Удивившись, но не растерявшись, женщина открыла сумочку и протянула мне, как я и ожидал, блок из четырех фотографий, сделанных в супермаркете.
— Знаешь, что придумала компания фотоавтоматов в сорок первом году? Она предложила свои услуги немецким властям, чтобы помочь им быстрее провести регистрацию евреев. Превосходная идея! Компания ссылалась на свой опыт, знания и ресурсы, чтобы завоевать рынок. Я полагаю, что ты никогда больше не станешь фотографироваться у этих предателей…
Активистка взяла снимки и с досадой, не говоря ни слова, убрала их в свою сумку, испещренную монограммами. Она была в моей власти, и я не собирался оставлять ее в покое.
— А твоя сумочка! Ах, что за чудесная, такая шикарная сумочка! Известно ли тебе, что владелец этой замечательной фирмы…
Я осекся, встретившись взглядом с нашим дядюшкой. Ему не пришлось повышать голос. Весь его вид говорил: «Хватит!», призывая меня проявлять сдержанность, которой мне вообще не следовало изменять. Между тем я не хотел никого обидеть. Я намеревался только припереть спорщиков к стенке, опровергнуть их доводы, загнать их в тупик, чтобы они столкнулись с собственными противоречиями и поняли, насколько абсурдна их позиция. Не будь нравственные принципы моих родственников такими гибкими, зависящими от их сиюминутных интересов, они бы объявили бойкот не тому или иному товару, а всей Франции. Ведь в глубине души они таили обиду именно на Францию. Гитлеровская Германия, по крайней мере, играла в открытую. Она не предавала их, в то время как Франция, позволившая государству отречься от Республики, продала свою душу дьяволу, никого не известив об этом заранее.

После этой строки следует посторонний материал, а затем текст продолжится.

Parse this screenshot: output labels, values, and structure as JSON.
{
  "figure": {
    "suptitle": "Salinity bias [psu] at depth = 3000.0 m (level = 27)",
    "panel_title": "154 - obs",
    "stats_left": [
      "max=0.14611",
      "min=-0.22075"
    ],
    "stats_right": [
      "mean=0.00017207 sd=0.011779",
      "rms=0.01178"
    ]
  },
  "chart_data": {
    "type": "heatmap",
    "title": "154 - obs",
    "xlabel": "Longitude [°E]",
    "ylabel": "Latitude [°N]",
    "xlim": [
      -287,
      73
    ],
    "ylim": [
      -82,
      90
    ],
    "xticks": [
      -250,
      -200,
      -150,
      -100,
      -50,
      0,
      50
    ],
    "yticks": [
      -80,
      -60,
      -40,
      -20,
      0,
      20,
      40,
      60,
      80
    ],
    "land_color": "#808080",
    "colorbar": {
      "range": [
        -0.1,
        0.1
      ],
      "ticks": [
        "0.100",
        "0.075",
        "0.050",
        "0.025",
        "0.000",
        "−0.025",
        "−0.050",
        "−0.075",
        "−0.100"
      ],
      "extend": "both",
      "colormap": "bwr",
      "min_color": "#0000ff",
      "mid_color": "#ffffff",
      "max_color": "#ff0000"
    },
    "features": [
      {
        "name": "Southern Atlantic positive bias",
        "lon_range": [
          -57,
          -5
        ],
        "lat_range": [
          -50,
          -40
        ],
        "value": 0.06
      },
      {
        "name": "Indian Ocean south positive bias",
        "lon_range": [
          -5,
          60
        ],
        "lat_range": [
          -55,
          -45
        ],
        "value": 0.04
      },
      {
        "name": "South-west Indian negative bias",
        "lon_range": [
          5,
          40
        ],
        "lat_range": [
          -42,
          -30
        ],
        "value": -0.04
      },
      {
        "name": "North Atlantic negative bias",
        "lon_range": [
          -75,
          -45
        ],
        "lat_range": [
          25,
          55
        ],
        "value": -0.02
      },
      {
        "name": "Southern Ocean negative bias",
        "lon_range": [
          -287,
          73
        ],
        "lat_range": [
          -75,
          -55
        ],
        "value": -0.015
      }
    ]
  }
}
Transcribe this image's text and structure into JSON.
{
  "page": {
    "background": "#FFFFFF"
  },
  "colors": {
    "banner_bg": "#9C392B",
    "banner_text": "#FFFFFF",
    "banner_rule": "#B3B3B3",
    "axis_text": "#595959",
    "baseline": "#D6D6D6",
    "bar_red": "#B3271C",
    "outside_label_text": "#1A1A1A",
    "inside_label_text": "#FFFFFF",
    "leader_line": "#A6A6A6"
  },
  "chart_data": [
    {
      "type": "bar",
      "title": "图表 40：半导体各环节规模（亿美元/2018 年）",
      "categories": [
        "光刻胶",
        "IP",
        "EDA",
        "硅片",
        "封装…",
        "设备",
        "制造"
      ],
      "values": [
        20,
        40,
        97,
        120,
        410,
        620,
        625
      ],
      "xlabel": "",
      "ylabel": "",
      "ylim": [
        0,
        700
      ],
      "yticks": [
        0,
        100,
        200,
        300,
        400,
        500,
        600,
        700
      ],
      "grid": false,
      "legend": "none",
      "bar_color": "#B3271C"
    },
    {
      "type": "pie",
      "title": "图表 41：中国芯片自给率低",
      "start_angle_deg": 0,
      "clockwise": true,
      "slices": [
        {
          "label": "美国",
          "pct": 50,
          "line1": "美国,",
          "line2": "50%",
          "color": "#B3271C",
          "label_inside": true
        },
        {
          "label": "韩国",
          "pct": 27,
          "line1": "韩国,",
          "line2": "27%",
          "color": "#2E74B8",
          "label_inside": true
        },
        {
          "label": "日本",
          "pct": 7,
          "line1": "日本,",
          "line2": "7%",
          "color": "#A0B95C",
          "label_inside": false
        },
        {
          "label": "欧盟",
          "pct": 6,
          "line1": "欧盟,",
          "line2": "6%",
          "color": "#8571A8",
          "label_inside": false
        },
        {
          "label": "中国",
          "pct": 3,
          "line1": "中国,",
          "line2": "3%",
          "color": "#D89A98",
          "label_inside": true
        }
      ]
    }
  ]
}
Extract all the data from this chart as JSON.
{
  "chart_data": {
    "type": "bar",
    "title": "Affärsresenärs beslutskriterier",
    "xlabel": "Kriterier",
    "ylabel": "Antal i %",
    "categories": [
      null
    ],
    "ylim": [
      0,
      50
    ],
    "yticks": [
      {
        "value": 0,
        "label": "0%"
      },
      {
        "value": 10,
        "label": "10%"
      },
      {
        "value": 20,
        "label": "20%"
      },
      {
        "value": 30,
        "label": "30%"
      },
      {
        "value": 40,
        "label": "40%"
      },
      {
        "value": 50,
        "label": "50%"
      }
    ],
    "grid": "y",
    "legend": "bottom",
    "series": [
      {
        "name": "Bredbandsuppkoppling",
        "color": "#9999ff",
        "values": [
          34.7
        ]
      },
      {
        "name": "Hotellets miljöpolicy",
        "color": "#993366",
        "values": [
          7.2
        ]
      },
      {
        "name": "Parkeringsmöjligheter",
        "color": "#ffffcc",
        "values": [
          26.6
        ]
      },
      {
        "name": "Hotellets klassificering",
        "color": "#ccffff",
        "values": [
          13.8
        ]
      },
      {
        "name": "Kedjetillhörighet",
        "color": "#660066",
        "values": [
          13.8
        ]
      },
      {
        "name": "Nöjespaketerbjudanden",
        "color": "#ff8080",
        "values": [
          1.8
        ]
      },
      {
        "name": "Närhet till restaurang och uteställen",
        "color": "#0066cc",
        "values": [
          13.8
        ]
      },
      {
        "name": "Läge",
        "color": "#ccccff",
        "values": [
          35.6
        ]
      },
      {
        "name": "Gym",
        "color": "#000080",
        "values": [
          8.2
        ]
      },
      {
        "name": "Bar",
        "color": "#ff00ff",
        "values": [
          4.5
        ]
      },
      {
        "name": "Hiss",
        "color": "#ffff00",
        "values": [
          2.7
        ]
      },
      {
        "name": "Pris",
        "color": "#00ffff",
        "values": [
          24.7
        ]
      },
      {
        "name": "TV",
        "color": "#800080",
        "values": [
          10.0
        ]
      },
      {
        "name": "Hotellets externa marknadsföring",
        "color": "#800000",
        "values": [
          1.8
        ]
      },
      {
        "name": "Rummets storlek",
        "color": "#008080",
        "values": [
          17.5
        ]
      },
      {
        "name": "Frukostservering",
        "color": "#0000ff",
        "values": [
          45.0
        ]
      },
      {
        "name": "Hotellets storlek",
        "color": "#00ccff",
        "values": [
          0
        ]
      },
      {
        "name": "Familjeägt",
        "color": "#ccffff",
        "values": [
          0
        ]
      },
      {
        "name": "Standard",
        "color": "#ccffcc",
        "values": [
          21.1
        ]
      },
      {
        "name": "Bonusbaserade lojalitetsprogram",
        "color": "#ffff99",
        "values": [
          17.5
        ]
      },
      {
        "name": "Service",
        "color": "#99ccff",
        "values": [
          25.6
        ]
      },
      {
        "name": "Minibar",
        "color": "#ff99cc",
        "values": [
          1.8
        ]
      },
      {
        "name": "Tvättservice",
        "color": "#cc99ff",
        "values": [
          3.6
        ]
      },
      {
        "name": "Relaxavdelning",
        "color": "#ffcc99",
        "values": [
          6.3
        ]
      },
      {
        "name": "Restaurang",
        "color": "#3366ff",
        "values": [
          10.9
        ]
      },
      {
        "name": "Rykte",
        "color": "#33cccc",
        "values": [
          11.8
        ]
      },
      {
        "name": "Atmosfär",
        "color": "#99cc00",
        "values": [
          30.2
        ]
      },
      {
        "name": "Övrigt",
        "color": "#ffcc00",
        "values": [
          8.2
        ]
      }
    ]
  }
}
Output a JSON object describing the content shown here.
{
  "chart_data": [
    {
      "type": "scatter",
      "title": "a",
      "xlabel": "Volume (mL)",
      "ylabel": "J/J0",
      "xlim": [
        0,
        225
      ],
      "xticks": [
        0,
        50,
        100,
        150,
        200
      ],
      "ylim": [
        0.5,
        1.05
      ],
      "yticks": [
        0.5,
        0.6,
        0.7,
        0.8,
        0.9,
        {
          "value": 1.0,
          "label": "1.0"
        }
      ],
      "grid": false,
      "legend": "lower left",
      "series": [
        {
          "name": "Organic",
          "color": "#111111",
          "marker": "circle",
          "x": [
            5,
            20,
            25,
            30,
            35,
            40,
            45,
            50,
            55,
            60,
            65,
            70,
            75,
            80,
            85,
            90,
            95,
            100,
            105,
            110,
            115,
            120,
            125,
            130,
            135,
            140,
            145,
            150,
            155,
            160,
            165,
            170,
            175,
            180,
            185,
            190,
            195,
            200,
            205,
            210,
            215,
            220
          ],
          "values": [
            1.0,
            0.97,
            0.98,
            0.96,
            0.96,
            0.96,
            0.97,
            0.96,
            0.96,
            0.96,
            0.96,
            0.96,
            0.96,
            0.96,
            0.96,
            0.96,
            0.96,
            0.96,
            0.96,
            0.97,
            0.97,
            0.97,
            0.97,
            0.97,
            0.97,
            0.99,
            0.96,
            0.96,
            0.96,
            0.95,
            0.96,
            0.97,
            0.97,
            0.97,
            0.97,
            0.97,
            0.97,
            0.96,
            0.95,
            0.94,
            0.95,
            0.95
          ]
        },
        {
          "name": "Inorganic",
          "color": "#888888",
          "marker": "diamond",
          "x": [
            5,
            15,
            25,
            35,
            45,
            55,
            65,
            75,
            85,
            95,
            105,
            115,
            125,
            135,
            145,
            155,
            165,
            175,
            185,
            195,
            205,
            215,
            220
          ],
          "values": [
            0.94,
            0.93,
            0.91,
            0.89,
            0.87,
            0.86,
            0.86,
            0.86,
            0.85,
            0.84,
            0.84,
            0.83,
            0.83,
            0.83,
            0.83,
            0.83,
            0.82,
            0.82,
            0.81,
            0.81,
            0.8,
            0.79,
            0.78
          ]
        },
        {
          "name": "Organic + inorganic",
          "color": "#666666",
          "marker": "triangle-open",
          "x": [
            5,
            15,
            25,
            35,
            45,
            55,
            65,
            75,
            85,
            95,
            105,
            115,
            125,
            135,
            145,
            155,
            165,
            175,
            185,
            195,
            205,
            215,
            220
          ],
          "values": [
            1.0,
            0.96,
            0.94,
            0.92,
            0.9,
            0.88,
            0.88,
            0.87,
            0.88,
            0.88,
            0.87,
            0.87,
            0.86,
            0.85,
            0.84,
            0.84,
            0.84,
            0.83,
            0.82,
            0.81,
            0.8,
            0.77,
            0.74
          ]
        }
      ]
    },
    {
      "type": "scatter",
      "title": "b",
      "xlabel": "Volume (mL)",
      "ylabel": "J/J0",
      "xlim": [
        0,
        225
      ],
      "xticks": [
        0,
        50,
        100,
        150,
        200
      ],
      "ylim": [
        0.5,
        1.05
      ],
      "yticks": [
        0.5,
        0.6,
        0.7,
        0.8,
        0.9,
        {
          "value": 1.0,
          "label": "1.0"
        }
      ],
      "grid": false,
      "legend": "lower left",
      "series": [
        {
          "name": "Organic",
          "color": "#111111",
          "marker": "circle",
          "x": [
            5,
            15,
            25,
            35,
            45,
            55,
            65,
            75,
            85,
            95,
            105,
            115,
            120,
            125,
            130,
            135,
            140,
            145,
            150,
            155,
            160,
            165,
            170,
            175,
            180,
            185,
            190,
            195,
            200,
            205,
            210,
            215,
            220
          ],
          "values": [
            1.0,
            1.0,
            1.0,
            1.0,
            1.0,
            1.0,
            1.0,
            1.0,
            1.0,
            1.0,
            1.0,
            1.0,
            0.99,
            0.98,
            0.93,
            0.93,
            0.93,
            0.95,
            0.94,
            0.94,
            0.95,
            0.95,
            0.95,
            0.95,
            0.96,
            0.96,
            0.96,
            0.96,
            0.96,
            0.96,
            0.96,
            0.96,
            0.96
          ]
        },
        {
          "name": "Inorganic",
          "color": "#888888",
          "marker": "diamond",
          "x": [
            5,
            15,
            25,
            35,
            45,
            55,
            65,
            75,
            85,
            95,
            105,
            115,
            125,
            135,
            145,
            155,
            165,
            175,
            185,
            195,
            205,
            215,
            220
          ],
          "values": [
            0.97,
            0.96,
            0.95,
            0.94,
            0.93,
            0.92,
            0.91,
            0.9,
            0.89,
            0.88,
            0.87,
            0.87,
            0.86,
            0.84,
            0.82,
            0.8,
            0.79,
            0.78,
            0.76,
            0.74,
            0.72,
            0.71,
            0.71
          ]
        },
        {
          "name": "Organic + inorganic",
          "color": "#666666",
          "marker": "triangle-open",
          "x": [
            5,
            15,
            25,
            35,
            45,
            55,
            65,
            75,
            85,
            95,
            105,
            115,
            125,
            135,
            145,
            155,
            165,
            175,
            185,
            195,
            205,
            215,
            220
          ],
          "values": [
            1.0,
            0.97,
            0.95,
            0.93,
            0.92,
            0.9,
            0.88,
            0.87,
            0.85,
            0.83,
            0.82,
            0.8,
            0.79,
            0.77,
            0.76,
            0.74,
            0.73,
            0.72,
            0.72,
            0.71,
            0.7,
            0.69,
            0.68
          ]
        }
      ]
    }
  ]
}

Я упал в глазах окружающих. За мою злонамеренность, проистекавшую от смешения двух времен, в которой проглядывали явная склонность к подстрекательству и определенное пристрастие к парадоксам, меня удалили с игрового поля. Франсуа Фешнер сопереживал мне издали. Нас разделяло пространство длинного стола. С обоюдного молчаливого согласия мы сократили это расстояние.
Я уже не помню, кто из нас придвинулся к другому. Франсуа сразу же заговорил со мной о нашем деле — единственном, что нас интересовало.
— Твоя история меня раздавила, — тихо произнес он.
— Это не моя, а твоя история.
— Верно, — признал он. — Ты говорил об этом кому-нибудь еще?
— Нет. А ты?
— Никому.
Франсуа наблюдал за мной, в то время как я протягивал свой бокал его отцу, исполнявшему в тот вечер обязанности виночерпия. Мы смотрели, как он удаляется с бутылкой марго в руке, а затем Франсуа повернулся ко мне с легкой, не лишенной злорадства улыбкой.
— Ты не спросишь меня, кто она?
Друг понимал, что я жаждал узнать, что представляет из себя эта клиентка. Он подозревал, что я не решаюсь об этом спросить. Что меня удерживает старомодная учтивость. Что я сгораю от нетерпения и умираю от непомерного любопытства, предпочитая страдать, нежели допустить по отношению к нему бестактность, хотя, как правило, во время моих биографических изысканий я не церемонился ни с кем.
— Она почти ровесница отца, ей лет семьдесят пять… — Франсуа отпил немного вина, очевидно, чтобы удалить из горла комок, мешавший ему говорить. Затем он продолжал более уверенным тоном:
— Она — цветочница. Ее дочь сменила мать в магазине тогда же, когда я сменил отца. Но, как и мы, они по-прежнему работают вместе. Ты же знаешь эту породу лавочников, готовых умереть на своем посту, ведь они всегда только и делали, что торговали, из поколения в поколение. Вот и все.